Scope vs brief. The brief named gut lining integrity, immune recovery, and muscle preservation as the consequences worth covering. The entry covers all three, but lands honestly on each: gut barrier is real in a narrow trial population (post-infectious IBS-D with documented hyperpermeability) and overhyped everywhere else; immune recovery in athletes did not replicate after the original Castell 1996 result; muscle preservation is genuine in catabolic clinical states but null in healthy resistance-trained adults. Adding the fourth real consequence — sickle cell pain crises (FDA-approved 2017) — was necessary for honest holistic coverage; the brief didn't name it but the substance has one phase-3 RCT to its name and it would be dishonest to omit.

Action choice. Toss-up between know and decide. Landed on decide because there's a genuine tradeoff for two narrow populations (sickle cell, post-infectious IBS-D with permeability) — those readers should weigh it with a clinician, not just be aware of it. For the wider audience the action collapses to "no", which the article delivers as the honest default.

Score difficulties. health_short_term sat between 1 and 2 — net-zero across the bulk readership but a substantial population-narrow win. Landed on 2 because the sickle cell and Zhou IBS-D effects are large where they apply, and the spec calls for holistic scoring across the substance, not weighted by the population fraction (that's what applicability is for). controversy at 2 reflects moderate field disagreement: clinical guidance has genuinely retreated post-REDOXS, but the consumer-side marketing is more uncontested-by-default than actively defended; nobody serious is fighting for the gym-shelf use case, but the gym-shelf use case persists.

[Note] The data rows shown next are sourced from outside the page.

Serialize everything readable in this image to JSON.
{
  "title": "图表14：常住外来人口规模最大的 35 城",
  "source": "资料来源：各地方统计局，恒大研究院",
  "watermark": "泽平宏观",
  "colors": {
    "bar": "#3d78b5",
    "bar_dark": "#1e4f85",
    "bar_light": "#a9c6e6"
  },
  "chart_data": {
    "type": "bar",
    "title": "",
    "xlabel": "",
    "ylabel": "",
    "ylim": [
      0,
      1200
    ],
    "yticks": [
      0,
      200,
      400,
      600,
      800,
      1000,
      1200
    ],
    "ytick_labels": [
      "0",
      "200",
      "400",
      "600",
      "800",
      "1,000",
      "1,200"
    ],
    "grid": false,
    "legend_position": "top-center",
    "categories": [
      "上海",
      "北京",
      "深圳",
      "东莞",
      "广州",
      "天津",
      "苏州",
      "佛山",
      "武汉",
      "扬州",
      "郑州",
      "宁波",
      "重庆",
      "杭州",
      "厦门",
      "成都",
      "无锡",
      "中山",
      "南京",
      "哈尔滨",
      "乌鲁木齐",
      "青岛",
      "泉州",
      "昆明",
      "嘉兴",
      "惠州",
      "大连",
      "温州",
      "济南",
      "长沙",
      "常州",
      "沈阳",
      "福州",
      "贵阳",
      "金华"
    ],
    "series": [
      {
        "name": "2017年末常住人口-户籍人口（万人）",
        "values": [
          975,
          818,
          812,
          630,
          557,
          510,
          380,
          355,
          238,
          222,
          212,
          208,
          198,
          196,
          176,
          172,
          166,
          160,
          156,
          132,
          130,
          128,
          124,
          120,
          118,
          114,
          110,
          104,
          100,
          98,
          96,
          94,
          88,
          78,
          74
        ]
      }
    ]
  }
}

Excluded scope. Chemotherapy-induced mucositis (suggestive but not strong; pediatric and adult evidence diverges); inflammatory bowel disease (Crohn's, ulcerative colitis — plausible mechanism, mostly negative or null small trials); HIV-associated wasting (older literature, not modern standard-of-care); glutamine-loading for ammonia-cycle modulation in specific metabolic disorders (specialist-clinician scope). Each could warrant its own narrow entry; flagged for backlog.

Separate-entry candidates.

• Endari (L-glutamine for sickle cell) — could be its own entry under medical or a sickle-cell-management cluster, since the dosing, prescription dynamics, and population are fully distinct from the supplement use case.
• Leaky gut syndrome as a wellness construct — meta-entry on the diagnostic-criteria gap and the supplement market built around it. Glutamine, zinc carnosine, butyrate all hang off it.
• Post-infectious IBS — a real clinical entity distinct from primary IBS, with its own evidence base and treatment angles (rifaximin, the Zhou glutamine protocol, low-FODMAP).

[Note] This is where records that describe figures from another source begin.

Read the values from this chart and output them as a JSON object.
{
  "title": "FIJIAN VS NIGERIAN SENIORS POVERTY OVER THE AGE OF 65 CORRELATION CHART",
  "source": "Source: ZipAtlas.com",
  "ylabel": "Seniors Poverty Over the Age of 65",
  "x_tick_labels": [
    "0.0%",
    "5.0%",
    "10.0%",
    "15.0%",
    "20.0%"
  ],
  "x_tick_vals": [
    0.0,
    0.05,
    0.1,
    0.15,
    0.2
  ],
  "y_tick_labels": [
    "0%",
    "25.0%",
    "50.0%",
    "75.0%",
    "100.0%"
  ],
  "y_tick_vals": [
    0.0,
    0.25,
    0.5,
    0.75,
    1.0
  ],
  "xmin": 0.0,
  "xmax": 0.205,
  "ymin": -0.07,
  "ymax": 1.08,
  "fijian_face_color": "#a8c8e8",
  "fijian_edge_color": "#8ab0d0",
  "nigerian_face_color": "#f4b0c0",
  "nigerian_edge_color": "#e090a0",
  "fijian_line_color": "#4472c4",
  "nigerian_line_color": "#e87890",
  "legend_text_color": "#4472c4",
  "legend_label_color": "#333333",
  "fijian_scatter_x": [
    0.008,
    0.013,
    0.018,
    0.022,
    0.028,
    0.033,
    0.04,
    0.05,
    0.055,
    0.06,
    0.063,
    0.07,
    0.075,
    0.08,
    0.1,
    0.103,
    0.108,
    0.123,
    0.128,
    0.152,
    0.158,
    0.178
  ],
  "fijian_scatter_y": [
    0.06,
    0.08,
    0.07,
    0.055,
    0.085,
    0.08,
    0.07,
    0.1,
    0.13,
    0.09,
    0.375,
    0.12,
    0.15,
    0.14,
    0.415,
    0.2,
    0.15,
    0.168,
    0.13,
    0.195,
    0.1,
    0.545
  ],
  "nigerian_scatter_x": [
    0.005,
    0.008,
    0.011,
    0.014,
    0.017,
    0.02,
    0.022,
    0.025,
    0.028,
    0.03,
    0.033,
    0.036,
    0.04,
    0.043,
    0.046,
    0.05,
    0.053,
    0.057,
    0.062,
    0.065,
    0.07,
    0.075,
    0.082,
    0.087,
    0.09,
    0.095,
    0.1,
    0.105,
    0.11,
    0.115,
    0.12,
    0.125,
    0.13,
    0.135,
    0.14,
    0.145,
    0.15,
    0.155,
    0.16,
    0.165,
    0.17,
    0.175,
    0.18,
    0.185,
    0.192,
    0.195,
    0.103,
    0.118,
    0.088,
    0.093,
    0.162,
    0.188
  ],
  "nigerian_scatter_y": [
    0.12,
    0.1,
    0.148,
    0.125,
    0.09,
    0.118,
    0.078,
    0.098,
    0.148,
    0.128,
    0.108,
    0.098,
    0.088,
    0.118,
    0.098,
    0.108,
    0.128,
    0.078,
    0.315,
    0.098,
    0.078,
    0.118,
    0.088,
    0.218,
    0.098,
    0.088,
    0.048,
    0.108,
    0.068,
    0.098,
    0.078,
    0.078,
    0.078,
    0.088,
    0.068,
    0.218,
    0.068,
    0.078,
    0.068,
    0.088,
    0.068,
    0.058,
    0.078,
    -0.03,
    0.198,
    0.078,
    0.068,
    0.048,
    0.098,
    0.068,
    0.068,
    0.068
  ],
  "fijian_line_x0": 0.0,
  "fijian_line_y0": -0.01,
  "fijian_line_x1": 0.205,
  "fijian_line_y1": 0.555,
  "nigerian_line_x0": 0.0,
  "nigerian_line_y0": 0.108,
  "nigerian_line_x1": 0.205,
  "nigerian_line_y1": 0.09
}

Future links. Should cross-link to creatine, whey protein, low-FODMAP, and a future Endari / sickle-cell-management entry once written. related on meta currently points at creatine and whey-protein; will need updating as the catalogue grows.

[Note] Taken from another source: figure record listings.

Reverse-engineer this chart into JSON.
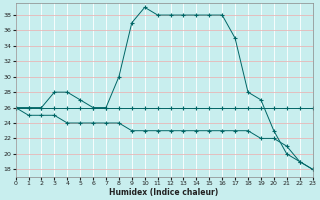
{
  "xlabel": "Humidex (Indice chaleur)",
  "bg_color": "#c8eeee",
  "grid_color_major": "#e8b8b8",
  "line_color": "#006666",
  "xlim": [
    0,
    23
  ],
  "ylim": [
    17,
    39.5
  ],
  "yticks": [
    18,
    20,
    22,
    24,
    26,
    28,
    30,
    32,
    34,
    36,
    38
  ],
  "xticks": [
    0,
    1,
    2,
    3,
    4,
    5,
    6,
    7,
    8,
    9,
    10,
    11,
    12,
    13,
    14,
    15,
    16,
    17,
    18,
    19,
    20,
    21,
    22,
    23
  ],
  "line1_x": [
    0,
    1,
    2,
    3,
    4,
    5,
    6,
    7,
    8,
    9,
    10,
    11,
    12,
    13,
    14,
    15,
    16,
    17,
    18,
    19,
    20,
    21,
    22,
    23
  ],
  "line1_y": [
    26,
    26,
    26,
    28,
    28,
    27,
    26,
    26,
    30,
    37,
    39,
    38,
    38,
    38,
    38,
    38,
    38,
    35,
    28,
    27,
    23,
    20,
    19,
    18
  ],
  "line2_x": [
    0,
    1,
    2,
    3,
    4,
    5,
    6,
    7,
    8,
    9,
    10,
    11,
    12,
    13,
    14,
    15,
    16,
    17,
    18,
    19,
    20,
    21,
    22,
    23
  ],
  "line2_y": [
    26,
    26,
    26,
    26,
    26,
    26,
    26,
    26,
    26,
    26,
    26,
    26,
    26,
    26,
    26,
    26,
    26,
    26,
    26,
    26,
    26,
    26,
    26,
    26
  ],
  "line3_x": [
    0,
    1,
    2,
    3,
    4,
    5,
    6,
    7,
    8,
    9,
    10,
    11,
    12,
    13,
    14,
    15,
    16,
    17,
    18,
    19,
    20,
    21,
    22,
    23
  ],
  "line3_y": [
    26,
    25,
    25,
    25,
    24,
    24,
    24,
    24,
    24,
    23,
    23,
    23,
    23,
    23,
    23,
    23,
    23,
    23,
    23,
    22,
    22,
    21,
    19,
    18
  ]
}
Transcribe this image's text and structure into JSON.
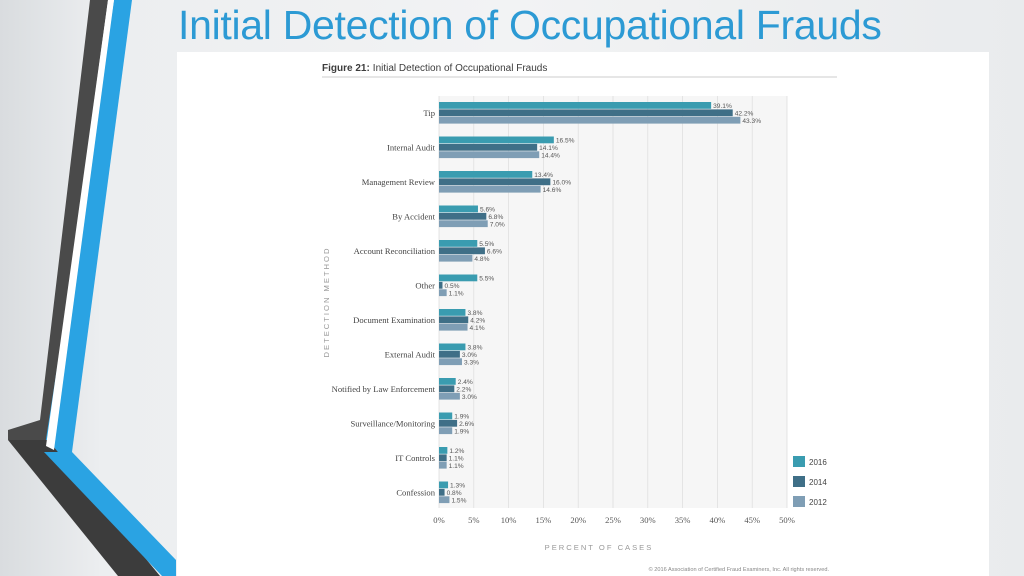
{
  "slide": {
    "title": "Initial Detection of Occupational Frauds"
  },
  "figure": {
    "label": "Figure 21:",
    "title": "Initial Detection of Occupational Frauds",
    "copyright": "© 2016 Association of Certified Fraud Examiners, Inc. All rights reserved."
  },
  "colors": {
    "title": "#2c9ad4",
    "2016": "#3a9cb0",
    "2014": "#3f6f87",
    "2012": "#7f9eb5",
    "decoDark": "#4a4a4a",
    "decoBlue": "#2aa3e3"
  },
  "chart_data": {
    "type": "bar",
    "orientation": "horizontal",
    "title": "Initial Detection of Occupational Frauds",
    "xlabel": "PERCENT OF CASES",
    "ylabel": "DETECTION METHOD",
    "xlim": [
      0,
      50
    ],
    "xticks": [
      0,
      5,
      10,
      15,
      20,
      25,
      30,
      35,
      40,
      45,
      50
    ],
    "xtick_labels": [
      "0%",
      "5%",
      "10%",
      "15%",
      "20%",
      "25%",
      "30%",
      "35%",
      "40%",
      "45%",
      "50%"
    ],
    "grid": true,
    "legend_position": "bottom-right",
    "categories": [
      "Tip",
      "Internal Audit",
      "Management Review",
      "By Accident",
      "Account Reconciliation",
      "Other",
      "Document Examination",
      "External Audit",
      "Notified by Law Enforcement",
      "Surveillance/Monitoring",
      "IT Controls",
      "Confession"
    ],
    "series": [
      {
        "name": "2016",
        "values": [
          39.1,
          16.5,
          13.4,
          5.6,
          5.5,
          5.5,
          3.8,
          3.8,
          2.4,
          1.9,
          1.2,
          1.3
        ],
        "labels": [
          "39.1%",
          "16.5%",
          "13.4%",
          "5.6%",
          "5.5%",
          "5.5%",
          "3.8%",
          "3.8%",
          "2.4%",
          "1.9%",
          "1.2%",
          "1.3%"
        ]
      },
      {
        "name": "2014",
        "values": [
          42.2,
          14.1,
          16.0,
          6.8,
          6.6,
          0.5,
          4.2,
          3.0,
          2.2,
          2.6,
          1.1,
          0.8
        ],
        "labels": [
          "42.2%",
          "14.1%",
          "16.0%",
          "6.8%",
          "6.6%",
          "0.5%",
          "4.2%",
          "3.0%",
          "2.2%",
          "2.6%",
          "1.1%",
          "0.8%"
        ]
      },
      {
        "name": "2012",
        "values": [
          43.3,
          14.4,
          14.6,
          7.0,
          4.8,
          1.1,
          4.1,
          3.3,
          3.0,
          1.9,
          1.1,
          1.5
        ],
        "labels": [
          "43.3%",
          "14.4%",
          "14.6%",
          "7.0%",
          "4.8%",
          "1.1%",
          "4.1%",
          "3.3%",
          "3.0%",
          "1.9%",
          "1.1%",
          "1.5%"
        ]
      }
    ]
  }
}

Dream narrative choice. Overall score ~9, well below the 40 obligatory threshold, but a relief-lever narrative was warranted — the honest payoff here is money and bullshit-detector calibration back, plus pointing the narrow indicated populations at their real medicine. Used the relief lever explicitly per dream-narrative.md §3, not an aspiration lever (which would have rung false).